As Joe Ianniello prepares to make his inaugural appearance as CBS Corp’s interim CEO tomorrow on the company’s quarterly earnings call, the search for a permanent leader has intensified, both internally and externally.

While the former longtime COO is seen as a viable contender, the media company’s newly constituted board of directors has retained executive search firm Korn Ferry to help potentially fill the CEO slot, Deadline has confirmed. The search is expected to take four to six months, an insider says.

The move comes amid a rapid-fire series of executive appointments made by Ianniello, with the board deciding to bring in outside assistance as it continues a series of meetings with top CBS execs and division heads.

In those meetings, which have been ongoing as the board familiarizes itself with the company, a number of executives have complained of “a rising morale problem” at CBS in recent months as legal battles raged with controlling shareholder Shari Redstone over the future of the company. Anxieties  arose before and after longtime CEO Les Moonves resigned September 9 following reports of multiple instances of sexual misconduct going back decades.

Concerns additionally heightened that Ianniello was and remains tainted by his long professional association with Moonves as the ex-CEO and chairman’s highly effective right-hand man for years. Furthermore, Ianniello has struck some on the company’s newly stocked board as lacking the right experience for the top job. An even more prevailing is a feeling that residual fallout from his deep participation with Moonves earlier this year in the lawsuit again Redstone and National Amusements continues.

Still, Ianniello remains well in the running for becoming permanent CEO, and Redstone has yet to reveal her hand. The situation is playing out as the quick exit of interim CBS board boss Richard Parsons came in the middle of more corporate musical-chairs moves and several other high-profile departures.

Among the top internal job candidates, much attention is being given to well-regarded Showtime executive David Nevins, who was given expanded responsibilities by Ianniello earlier this month in the newly created position of chief creative officer, where he now has oversight of programming across CBS Television Studios, the network’s entertainment division, Showtime, the CW and CBS All Access. The move has been characterized by some as a deft move by Ianniello of keeping your potential enemies closer. More broadly the appointment was seen as a confident acknowledge by the interim CEO that he lacks programming and creative experience that Nevins can provide as CBS moves into the immediate future.

Other names including former CBS Entertainment executives Nancy Tellem and Nina Tassler and Disney’s ex-COO Tom Staggs have been bandied about in recent weeks too, some more seriously than others. Among the top candidates right now, only Turner’s recently departed boss John Martin has actual CEO stripes.

CBS declined comment today on the matter when contacted by Deadline.

In the meantime, Thursday’s third-quarter earnings call does present Ianniello with a ready-made opportunity to showcase his overall deftness at running the company and keeping the stock healthy — together they could prove the Rubicon he must cross to the CEO job.

Ianniello already is a familiar fixture on CBS’ earnings calls, having been elevated to chief financial officer in 2009 with responsibility for the company’s financial strategy.

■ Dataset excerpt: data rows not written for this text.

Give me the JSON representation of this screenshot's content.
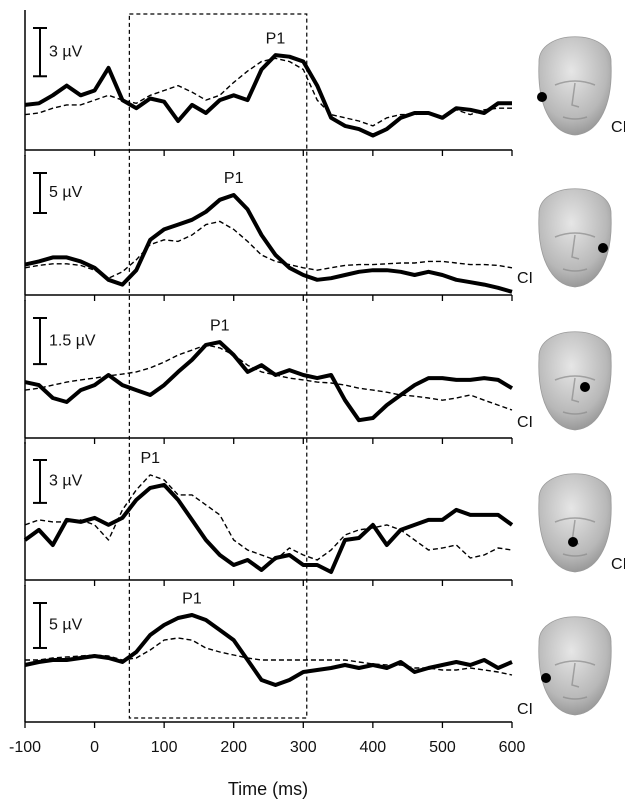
{
  "chart_data": {
    "type": "line",
    "xlabel": "Time (ms)",
    "xlim": [
      -100,
      600
    ],
    "xticks": [
      -100,
      0,
      100,
      200,
      300,
      400,
      500,
      600
    ],
    "highlight_window": [
      50,
      305
    ],
    "x": [
      -100,
      -80,
      -60,
      -40,
      -20,
      0,
      20,
      40,
      60,
      80,
      100,
      120,
      140,
      160,
      180,
      200,
      220,
      240,
      260,
      280,
      300,
      320,
      340,
      360,
      380,
      400,
      420,
      440,
      460,
      480,
      500,
      520,
      540,
      560,
      580,
      600
    ],
    "panels": [
      {
        "ylim": [
          -2.6,
          6.1
        ],
        "scale_bar": {
          "value": 3,
          "label": "3 µV"
        },
        "annotation": "P1",
        "side_label": "CI",
        "series": [
          {
            "color": "#000000",
            "dashed": false,
            "values": [
              0.2,
              0.3,
              0.8,
              1.4,
              0.8,
              1.1,
              2.5,
              0.5,
              0,
              0.6,
              0.4,
              -0.8,
              0.2,
              -0.3,
              0.5,
              0.8,
              0.5,
              2.4,
              3.3,
              3.2,
              2.9,
              1.4,
              -0.6,
              -1.1,
              -1.3,
              -1.7,
              -1.3,
              -0.6,
              -0.3,
              -0.3,
              -0.6,
              0,
              -0.1,
              -0.3,
              0.3,
              0.3
            ]
          },
          {
            "color": "#000000",
            "dashed": true,
            "values": [
              -0.4,
              -0.3,
              0,
              0.2,
              0.2,
              0.5,
              0.8,
              0.5,
              0.3,
              0.8,
              1.1,
              1.4,
              1,
              0.5,
              0.8,
              1.6,
              2.3,
              2.9,
              3.1,
              2.9,
              2.4,
              0.5,
              -0.4,
              -0.6,
              -0.8,
              -1.1,
              -0.6,
              -0.4,
              -0.4,
              -0.3,
              -0.6,
              -0.1,
              -0.4,
              -0.1,
              0,
              0
            ]
          }
        ]
      },
      {
        "ylim": [
          -3.4,
          14.1
        ],
        "scale_bar": {
          "value": 5,
          "label": "5 µV"
        },
        "annotation": "P1",
        "side_label": "CI",
        "series": [
          {
            "color": "#000000",
            "dashed": false,
            "values": [
              0.4,
              0.8,
              1.3,
              1.3,
              0.8,
              0,
              -1.5,
              -2.1,
              -0.3,
              3.5,
              4.8,
              5.4,
              6,
              7,
              8.5,
              9.1,
              7.3,
              4.1,
              1.6,
              0,
              -0.9,
              -1.5,
              -1.3,
              -0.9,
              -0.5,
              -0.3,
              -0.3,
              -0.5,
              -0.9,
              -0.5,
              -0.9,
              -1.5,
              -1.8,
              -2.1,
              -2.5,
              -3
            ]
          },
          {
            "color": "#000000",
            "dashed": true,
            "values": [
              0,
              0.3,
              0.5,
              0.5,
              0.3,
              -0.3,
              -1.3,
              -0.5,
              1,
              2.9,
              3.5,
              3.3,
              4.1,
              5.4,
              5.8,
              4.8,
              3.3,
              1.6,
              0.8,
              0.4,
              0,
              -0.3,
              0,
              0.3,
              0.4,
              0.4,
              0.5,
              0.6,
              0.6,
              0.8,
              0.8,
              0.6,
              0.4,
              0.4,
              0.3,
              0
            ]
          }
        ]
      },
      {
        "ylim": [
          -1.82,
          2.67
        ],
        "scale_bar": {
          "value": 1.5,
          "label": "1.5 µV"
        },
        "annotation": "P1",
        "side_label": "CI",
        "series": [
          {
            "color": "#000000",
            "dashed": false,
            "values": [
              0,
              -0.1,
              -0.52,
              -0.65,
              -0.26,
              -0.1,
              0.23,
              -0.1,
              -0.26,
              -0.42,
              -0.1,
              0.33,
              0.72,
              1.21,
              1.3,
              0.88,
              0.33,
              0.55,
              0.23,
              0.39,
              0.23,
              0.13,
              0.23,
              -0.59,
              -1.24,
              -1.17,
              -0.75,
              -0.42,
              -0.1,
              0.13,
              0.13,
              0.07,
              0.07,
              0.13,
              0.07,
              -0.2
            ]
          },
          {
            "color": "#000000",
            "dashed": true,
            "values": [
              -0.26,
              -0.2,
              -0.1,
              0,
              0.07,
              0.13,
              0.2,
              0.26,
              0.33,
              0.46,
              0.65,
              0.88,
              1.04,
              1.21,
              1.11,
              0.88,
              0.55,
              0.33,
              0.23,
              0.13,
              0.07,
              0,
              -0.03,
              -0.1,
              -0.2,
              -0.26,
              -0.33,
              -0.42,
              -0.46,
              -0.52,
              -0.59,
              -0.52,
              -0.42,
              -0.59,
              -0.75,
              -0.91
            ]
          }
        ]
      },
      {
        "ylim": [
          -3.5,
          6.15
        ],
        "scale_bar": {
          "value": 3,
          "label": "3 µV"
        },
        "annotation": "P1",
        "side_label": "CI",
        "series": [
          {
            "color": "#000000",
            "dashed": false,
            "values": [
              -0.7,
              0,
              -1.05,
              0.7,
              0.56,
              0.84,
              0.35,
              0.84,
              2.1,
              2.94,
              3.15,
              2.1,
              0.7,
              -0.7,
              -1.75,
              -2.45,
              -2.1,
              -2.8,
              -1.96,
              -1.75,
              -2.45,
              -2.45,
              -2.94,
              -0.7,
              -0.56,
              0.35,
              -1.05,
              0,
              0.35,
              0.7,
              0.7,
              1.4,
              1.05,
              1.05,
              1.05,
              0.35
            ]
          },
          {
            "color": "#000000",
            "dashed": true,
            "values": [
              0.35,
              0.7,
              0.56,
              0.56,
              0.7,
              0.35,
              -0.7,
              1.4,
              2.8,
              3.85,
              3.5,
              2.45,
              2.45,
              1.75,
              1.05,
              -0.7,
              -1.4,
              -1.75,
              -2.1,
              -1.26,
              -1.75,
              -2.1,
              -1.4,
              -0.35,
              0,
              0.14,
              0.35,
              0,
              -0.7,
              -1.4,
              -1.26,
              -1.05,
              -1.96,
              -1.75,
              -1.26,
              -1.4
            ]
          }
        ]
      },
      {
        "ylim": [
          -6.67,
          8.56
        ],
        "scale_bar": {
          "value": 5,
          "label": "5 µV"
        },
        "annotation": "P1",
        "side_label": "CI",
        "series": [
          {
            "color": "#000000",
            "dashed": false,
            "values": [
              -0.33,
              0,
              0.22,
              0.22,
              0.44,
              0.67,
              0.44,
              0,
              1.11,
              3,
              4.11,
              4.89,
              5.22,
              4.67,
              3.56,
              2.44,
              0.22,
              -2,
              -2.56,
              -2,
              -1.11,
              -0.89,
              -0.67,
              -0.33,
              -0.67,
              -0.33,
              -0.67,
              0,
              -1.11,
              -0.67,
              -0.33,
              0,
              -0.33,
              0.22,
              -0.67,
              0
            ]
          },
          {
            "color": "#000000",
            "dashed": true,
            "values": [
              0.22,
              0.22,
              0.44,
              0.56,
              0.67,
              0.78,
              0.67,
              0.22,
              0.44,
              1.33,
              2.44,
              2.67,
              2.44,
              1.56,
              1.11,
              0.78,
              0.44,
              0.22,
              0.22,
              0.22,
              0.22,
              0.22,
              0.22,
              0.22,
              0,
              -0.22,
              -0.33,
              -0.33,
              -0.67,
              -0.67,
              -0.89,
              -0.89,
              -0.67,
              -0.89,
              -1.11,
              -1.44
            ]
          }
        ]
      }
    ]
  }
}
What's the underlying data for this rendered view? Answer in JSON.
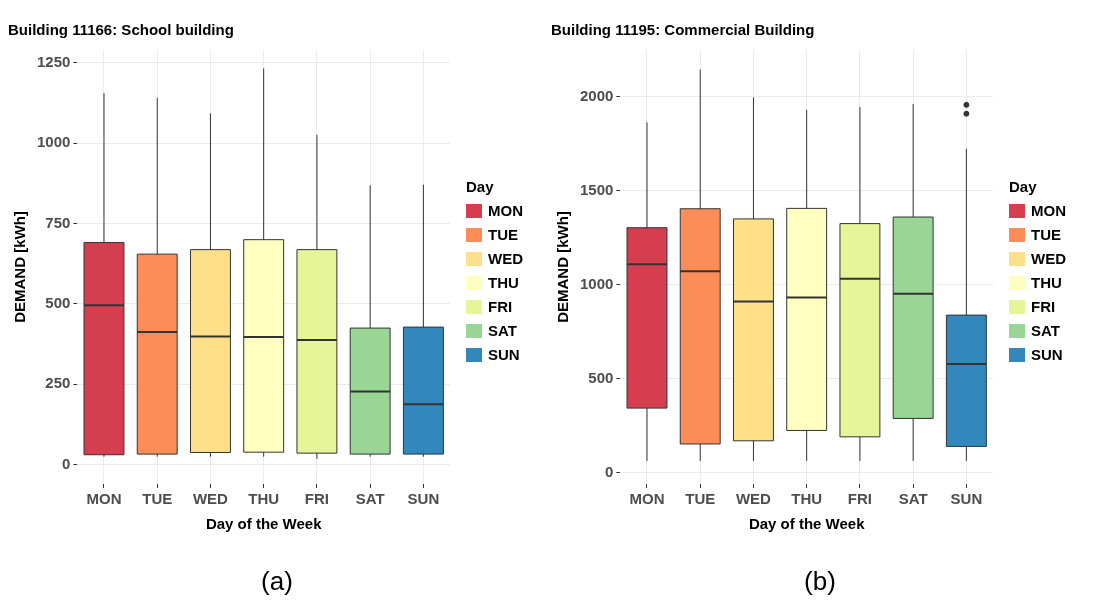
{
  "chart_data": [
    {
      "type": "box",
      "title": "Building 11166: School building",
      "xlabel": "Day of the Week",
      "ylabel": "DEMAND [kWh]",
      "legend_title": "Day",
      "legend": "right",
      "grid": true,
      "categories": [
        "MON",
        "TUE",
        "WED",
        "THU",
        "FRI",
        "SAT",
        "SUN"
      ],
      "series": [
        {
          "name": "MON",
          "color": "#d53e4f",
          "boxes": [
            {
              "low": 25,
              "q1": 31,
              "median": 496,
              "q3": 691,
              "high": 1156
            },
            null,
            null,
            null,
            null,
            null,
            null
          ]
        },
        {
          "name": "TUE",
          "color": "#fc8d59",
          "boxes": [
            null,
            {
              "low": 25,
              "q1": 33,
              "median": 413,
              "q3": 655,
              "high": 1141
            },
            null,
            null,
            null,
            null,
            null
          ]
        },
        {
          "name": "WED",
          "color": "#fee08b",
          "boxes": [
            null,
            null,
            {
              "low": 25,
              "q1": 38,
              "median": 399,
              "q3": 669,
              "high": 1093
            },
            null,
            null,
            null,
            null
          ]
        },
        {
          "name": "THU",
          "color": "#ffffbf",
          "boxes": [
            null,
            null,
            null,
            {
              "low": 25,
              "q1": 39,
              "median": 397,
              "q3": 700,
              "high": 1233
            },
            null,
            null,
            null
          ]
        },
        {
          "name": "FRI",
          "color": "#e6f598",
          "boxes": [
            null,
            null,
            null,
            null,
            {
              "low": 18,
              "q1": 36,
              "median": 388,
              "q3": 669,
              "high": 1026
            },
            null,
            null
          ]
        },
        {
          "name": "SAT",
          "color": "#99d594",
          "boxes": [
            null,
            null,
            null,
            null,
            null,
            {
              "low": 25,
              "q1": 33,
              "median": 228,
              "q3": 425,
              "high": 869
            },
            null
          ]
        },
        {
          "name": "SUN",
          "color": "#3288bd",
          "boxes": [
            null,
            null,
            null,
            null,
            null,
            null,
            {
              "low": 25,
              "q1": 33,
              "median": 188,
              "q3": 428,
              "high": 871
            }
          ]
        }
      ],
      "ylim": [
        -60,
        1290
      ],
      "yticks": [
        0,
        250,
        500,
        750,
        1000,
        1250
      ],
      "annotations": [
        "(a)"
      ]
    },
    {
      "type": "box",
      "title": "Building 11195: Commercial Building",
      "xlabel": "Day of the Week",
      "ylabel": "DEMAND [kWh]",
      "legend_title": "Day",
      "legend": "right",
      "grid": true,
      "categories": [
        "MON",
        "TUE",
        "WED",
        "THU",
        "FRI",
        "SAT",
        "SUN"
      ],
      "series": [
        {
          "name": "MON",
          "color": "#d53e4f",
          "boxes": [
            {
              "low": 63,
              "q1": 344,
              "median": 1109,
              "q3": 1304,
              "high": 1865
            },
            null,
            null,
            null,
            null,
            null,
            null
          ]
        },
        {
          "name": "TUE",
          "color": "#fc8d59",
          "boxes": [
            null,
            {
              "low": 63,
              "q1": 153,
              "median": 1072,
              "q3": 1405,
              "high": 2146
            },
            null,
            null,
            null,
            null,
            null
          ]
        },
        {
          "name": "WED",
          "color": "#fee08b",
          "boxes": [
            null,
            null,
            {
              "low": 63,
              "q1": 170,
              "median": 912,
              "q3": 1351,
              "high": 1998
            },
            null,
            null,
            null,
            null
          ]
        },
        {
          "name": "THU",
          "color": "#ffffbf",
          "boxes": [
            null,
            null,
            null,
            {
              "low": 63,
              "q1": 225,
              "median": 932,
              "q3": 1407,
              "high": 1932
            },
            null,
            null,
            null
          ]
        },
        {
          "name": "FRI",
          "color": "#e6f598",
          "boxes": [
            null,
            null,
            null,
            null,
            {
              "low": 63,
              "q1": 191,
              "median": 1032,
              "q3": 1326,
              "high": 1946
            },
            null,
            null
          ]
        },
        {
          "name": "SAT",
          "color": "#99d594",
          "boxes": [
            null,
            null,
            null,
            null,
            null,
            {
              "low": 63,
              "q1": 289,
              "median": 953,
              "q3": 1361,
              "high": 1963
            },
            null
          ]
        },
        {
          "name": "SUN",
          "color": "#3288bd",
          "boxes": [
            null,
            null,
            null,
            null,
            null,
            null,
            {
              "low": 63,
              "q1": 140,
              "median": 579,
              "q3": 839,
              "high": 1725,
              "outliers": [
                1958,
                1911
              ]
            }
          ]
        }
      ],
      "ylim": [
        -60,
        2250
      ],
      "yticks": [
        0,
        500,
        1000,
        1500,
        2000
      ],
      "annotations": [
        "(b)"
      ]
    }
  ]
}
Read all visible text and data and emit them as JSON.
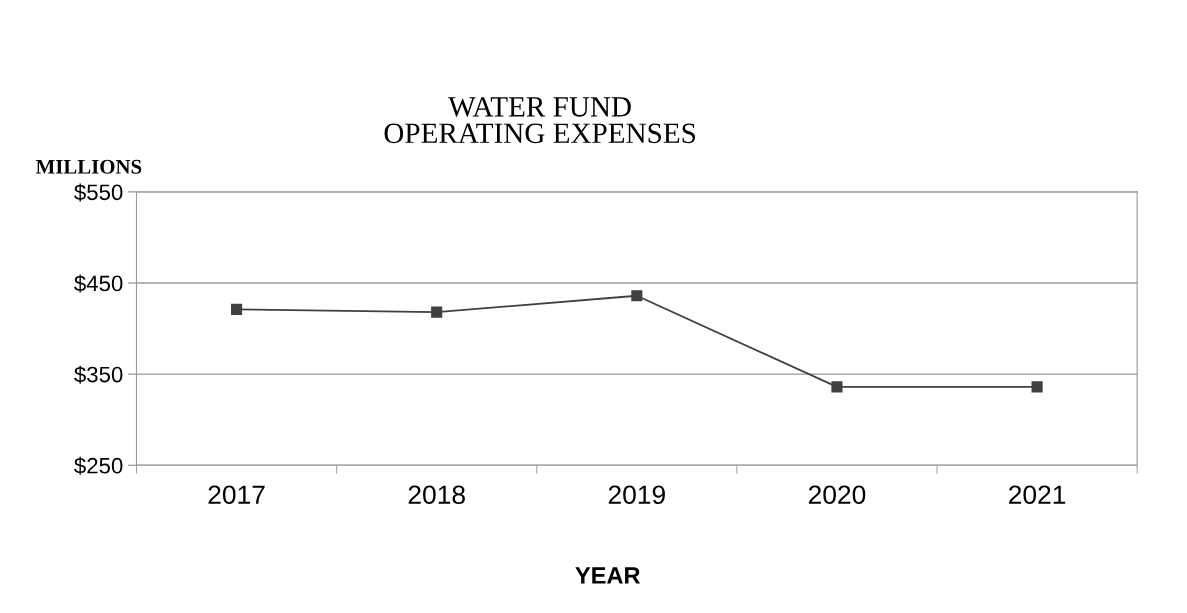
{
  "chart_data": {
    "type": "line",
    "title": "WATER FUND\nOPERATING EXPENSES",
    "ylabel": "MILLIONS",
    "xlabel": "YEAR",
    "categories": [
      "2017",
      "2018",
      "2019",
      "2020",
      "2021"
    ],
    "series": [
      {
        "color": "#404040",
        "values": [
          421,
          418,
          436,
          336,
          336
        ]
      }
    ],
    "ylim": [
      250,
      550
    ],
    "yticks": [
      {
        "value": 250,
        "label": "$250"
      },
      {
        "value": 350,
        "label": "$350"
      },
      {
        "value": 450,
        "label": "$450"
      },
      {
        "value": 550,
        "label": "$550"
      }
    ],
    "grid": "y",
    "marker": "square",
    "line_style": "solid",
    "legend": false
  }
}
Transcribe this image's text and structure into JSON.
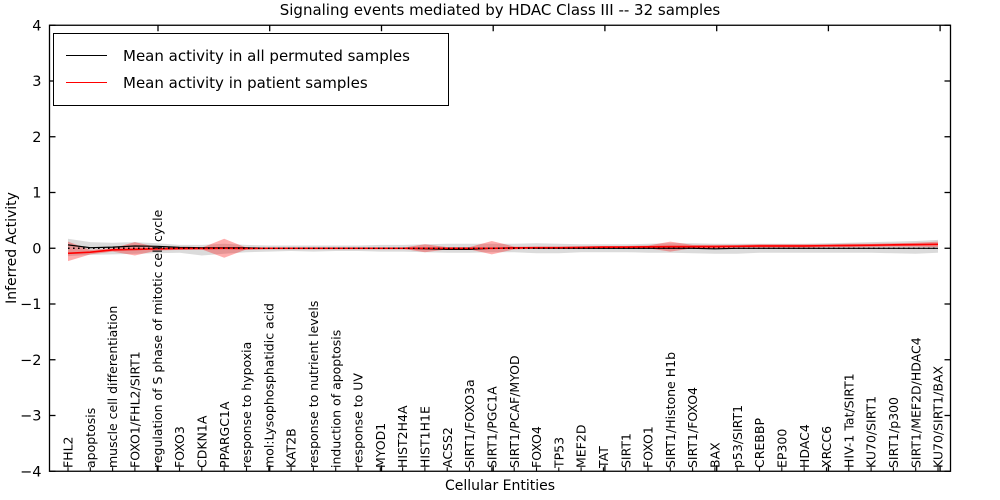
{
  "figure": {
    "title": "Signaling events mediated by HDAC Class III -- 32 samples",
    "xlabel": "Cellular Entities",
    "ylabel": "Inferred Activity",
    "legend": [
      {
        "label": "Mean activity in all permuted samples",
        "color": "#000000"
      },
      {
        "label": "Mean activity in patient samples",
        "color": "#ff0000"
      }
    ]
  },
  "chart_data": {
    "type": "line",
    "title": "Signaling events mediated by HDAC Class III -- 32 samples",
    "xlabel": "Cellular Entities",
    "ylabel": "Inferred Activity",
    "ylim": [
      -4,
      4
    ],
    "ytick_labels": [
      "4",
      "3",
      "2",
      "1",
      "0",
      "−1",
      "−2",
      "−3",
      "−4"
    ],
    "ytick_values": [
      4,
      3,
      2,
      1,
      0,
      -1,
      -2,
      -3,
      -4
    ],
    "grid": false,
    "legend_position": "upper left",
    "zero_line": {
      "style": "dotted",
      "color": "#000000",
      "y": 0
    },
    "categories": [
      "FHL2",
      "apoptosis",
      "muscle cell differentiation",
      "FOXO1/FHL2/SIRT1",
      "regulation of S phase of mitotic cell cycle",
      "FOXO3",
      "CDKN1A",
      "PPARGC1A",
      "response to hypoxia",
      "mol:Lysophosphatidic acid",
      "KAT2B",
      "response to nutrient levels",
      "induction of apoptosis",
      "response to UV",
      "MYOD1",
      "HIST2H4A",
      "HIST1H1E",
      "ACSS2",
      "SIRT1/FOXO3a",
      "SIRT1/PGC1A",
      "SIRT1/PCAF/MYOD",
      "FOXO4",
      "TP53",
      "MEF2D",
      "TAT",
      "SIRT1",
      "FOXO1",
      "SIRT1/Histone H1b",
      "SIRT1/FOXO4",
      "BAX",
      "p53/SIRT1",
      "CREBBP",
      "EP300",
      "HDAC4",
      "XRCC6",
      "HIV-1 Tat/SIRT1",
      "KU70/SIRT1",
      "SIRT1/p300",
      "SIRT1/MEF2D/HDAC4",
      "KU70/SIRT1/BAX"
    ],
    "series": [
      {
        "name": "Mean activity in all permuted samples",
        "color": "#000000",
        "width": 1.2,
        "values": [
          0.06,
          0.01,
          0.02,
          0.04,
          0.035,
          0.015,
          0.01,
          0.01,
          0.01,
          0.0,
          0.0,
          0.0,
          0.0,
          0.0,
          0.0,
          0.0,
          -0.01,
          -0.02,
          -0.02,
          0.0,
          0.01,
          0.0,
          0.0,
          0.0,
          0.0,
          0.0,
          0.0,
          0.0,
          0.0,
          -0.01,
          0.0,
          0.0,
          0.0,
          0.0,
          0.0,
          0.0,
          0.0,
          0.0,
          0.0,
          0.0
        ]
      },
      {
        "name": "Mean activity in patient samples",
        "color": "#ff0000",
        "width": 1.7,
        "values": [
          -0.09,
          -0.07,
          -0.03,
          -0.02,
          -0.01,
          -0.005,
          -0.005,
          0.0,
          -0.005,
          0.0,
          0.0,
          0.0,
          0.0,
          0.0,
          0.0,
          0.0,
          0.0,
          0.0,
          0.0,
          0.0,
          0.005,
          0.01,
          0.01,
          0.015,
          0.02,
          0.02,
          0.025,
          0.03,
          0.03,
          0.03,
          0.035,
          0.04,
          0.04,
          0.04,
          0.045,
          0.05,
          0.055,
          0.06,
          0.065,
          0.07
        ]
      }
    ],
    "bands": [
      {
        "name": "permuted-samples-range",
        "color": "#000000",
        "opacity": 0.14,
        "upper": [
          0.17,
          0.11,
          0.1,
          0.11,
          0.09,
          0.06,
          0.06,
          0.08,
          0.06,
          0.05,
          0.05,
          0.05,
          0.05,
          0.05,
          0.06,
          0.06,
          0.07,
          0.08,
          0.08,
          0.08,
          0.08,
          0.09,
          0.08,
          0.07,
          0.07,
          0.07,
          0.08,
          0.09,
          0.09,
          0.08,
          0.08,
          0.08,
          0.08,
          0.08,
          0.09,
          0.1,
          0.11,
          0.12,
          0.13,
          0.15
        ],
        "lower": [
          -0.14,
          -0.12,
          -0.11,
          -0.1,
          -0.09,
          -0.08,
          -0.13,
          -0.1,
          -0.07,
          -0.06,
          -0.05,
          -0.06,
          -0.05,
          -0.05,
          -0.06,
          -0.06,
          -0.07,
          -0.08,
          -0.08,
          -0.07,
          -0.07,
          -0.09,
          -0.09,
          -0.07,
          -0.07,
          -0.07,
          -0.08,
          -0.08,
          -0.09,
          -0.1,
          -0.1,
          -0.08,
          -0.08,
          -0.08,
          -0.08,
          -0.08,
          -0.08,
          -0.09,
          -0.1,
          -0.08
        ]
      },
      {
        "name": "patient-samples-range",
        "color": "#ff0000",
        "opacity": 0.32,
        "upper": [
          0.12,
          -0.03,
          0.0,
          0.11,
          0.02,
          0.01,
          0.01,
          0.17,
          0.01,
          0.01,
          0.01,
          0.01,
          0.01,
          0.01,
          0.01,
          0.01,
          0.07,
          0.02,
          0.02,
          0.13,
          0.03,
          0.03,
          0.03,
          0.03,
          0.04,
          0.04,
          0.05,
          0.12,
          0.06,
          0.06,
          0.06,
          0.07,
          0.07,
          0.07,
          0.07,
          0.08,
          0.08,
          0.09,
          0.1,
          0.12
        ],
        "lower": [
          -0.23,
          -0.11,
          -0.06,
          -0.13,
          -0.04,
          -0.03,
          -0.02,
          -0.17,
          -0.02,
          -0.01,
          -0.01,
          -0.01,
          -0.01,
          -0.01,
          -0.01,
          -0.01,
          -0.07,
          -0.02,
          -0.02,
          -0.11,
          -0.02,
          -0.01,
          -0.01,
          -0.01,
          0.0,
          0.0,
          0.0,
          -0.06,
          0.0,
          0.0,
          0.01,
          0.01,
          0.01,
          0.01,
          0.02,
          0.02,
          0.02,
          0.03,
          0.03,
          0.02
        ]
      }
    ]
  }
}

He often played a supporting role to Moonves, who dominated investor calls with a swagger that came from transforming the network from basement-dweller to top-rated broadcast network for 10 consecutive years.

Uncertainty and uneasiness swirled among investors during CBS’ last earnings call in August, which Ianniello’s appointment to interim CEO in early September was intended to alleviate.

The company’s stock has rallied since July 27, when the New Yorker published the first of two investigative stories detailing allegations of sexual harassment made against Moonves. CBS stock plunged nearly 12%, falling to a low of $50.91, in the first full day of trading after the exposé. Shares have seen dramatic fluctuations over past two months, but closed today at $57.35.

While intrigue about the company’s future leadership and fate will provide the backdrop for tomorrow’s call, the main focus is likely to be on nuts-and-bolts financials. Despite the public storms, the fundamentals are in solid shape; CBS has set company records for revenue in recent quarters and has exceeded internal targets for direct-to-consumer apps CBS All Access and Showtime.

Wall Street analysts are expecting earnings of $1.22 a share, a bump from $1.11 a share in the year-ago period.

In a note last week, Pivotal Research analyst Brian Wieser said the management shuffling is “understandable in context of an organization that is looking to distance itself from the past and move itself forward.”

But regardless of the individual merits and logic of the various roles, Wieser added, “the appointments are also unusual considering the interim nature of the CEO role at this time. … In the short term we don’t think anything should get in the way of anticipated operating trends, but we are mindful that the company may yet go through further organizational changes, whether with the current team in place or another one.”

Which means, to paraphrase that American poet W. Axl Rose, welcome to the jungle, Joe.